Un profond soupir, qui venait du fond des âges, souleva sa poitrine. *Quand je disais : Mon pied chancelle ! Ta bonté, ô Éternel ! m’a soutenu.* C’était arrivé. À plusieurs reprises. Dans la maladie, après la mort de sa femme, dans la défaite. Une main invisible avait toujours, in extremis, rétabli l’équilibre. Elle ne l’avait pas empêché de trébucher, mais elle l’avait empêché de tomber pour toujours.

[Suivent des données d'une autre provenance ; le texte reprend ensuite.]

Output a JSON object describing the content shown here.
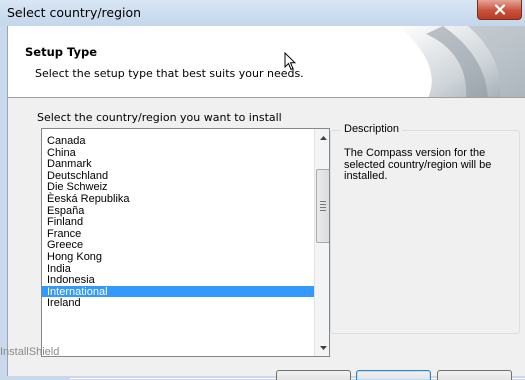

Le silence autour de lui n’était plus vide. Il était habité. Il regarda de nouveau le rouleau. Les plaintes du psaume étaient toujours là, terriblement vraies. Mais elles étaient désormais encadrées, prises dans une certitude plus large et plus forte. Dieu n’abandonnerait pas son héritage. Le trône de l’iniquité, si haut soit-il, n’avait pas de fondations éternelles. Il reposait sur du sable mouvant.
Ézéchias se leva, les articulations craquant. La nuit était presque là. Quelque part dans la ville, Koré festoyait. Quelque part dans une masure, la veuve de Mikhaël pleurait. Et au plus profond de son être, une paix rugueuse, conquise, s’installait. Ce n’était pas la paix de l’ignorance ou de la résignation. C’était la paix du rocher au milieu du torrent. L’assurance que la dernière parole, malgré les apparences, malgré les rires insolents, ne serait pas celle du chaos.
Il roula lentement le manuscrit, noua la lanière de cuir. Demain, il irait voir la veuve. Il lui parlerait, non pas de victoire immédiate, mais de fondations. Il murmura dans l’obscurité qui emplissait la pièce, reprenant les derniers versets comme une armure : « L’Éternel est mon rocher, mon lieu fort, mon libérateur. » Les mots avaient un goût différent. Ils n’étaient plus un souhait, mais une déclaration, née des ténèbres mêmes, et qui attendait, avec une patience infinie, la venue de l’aube.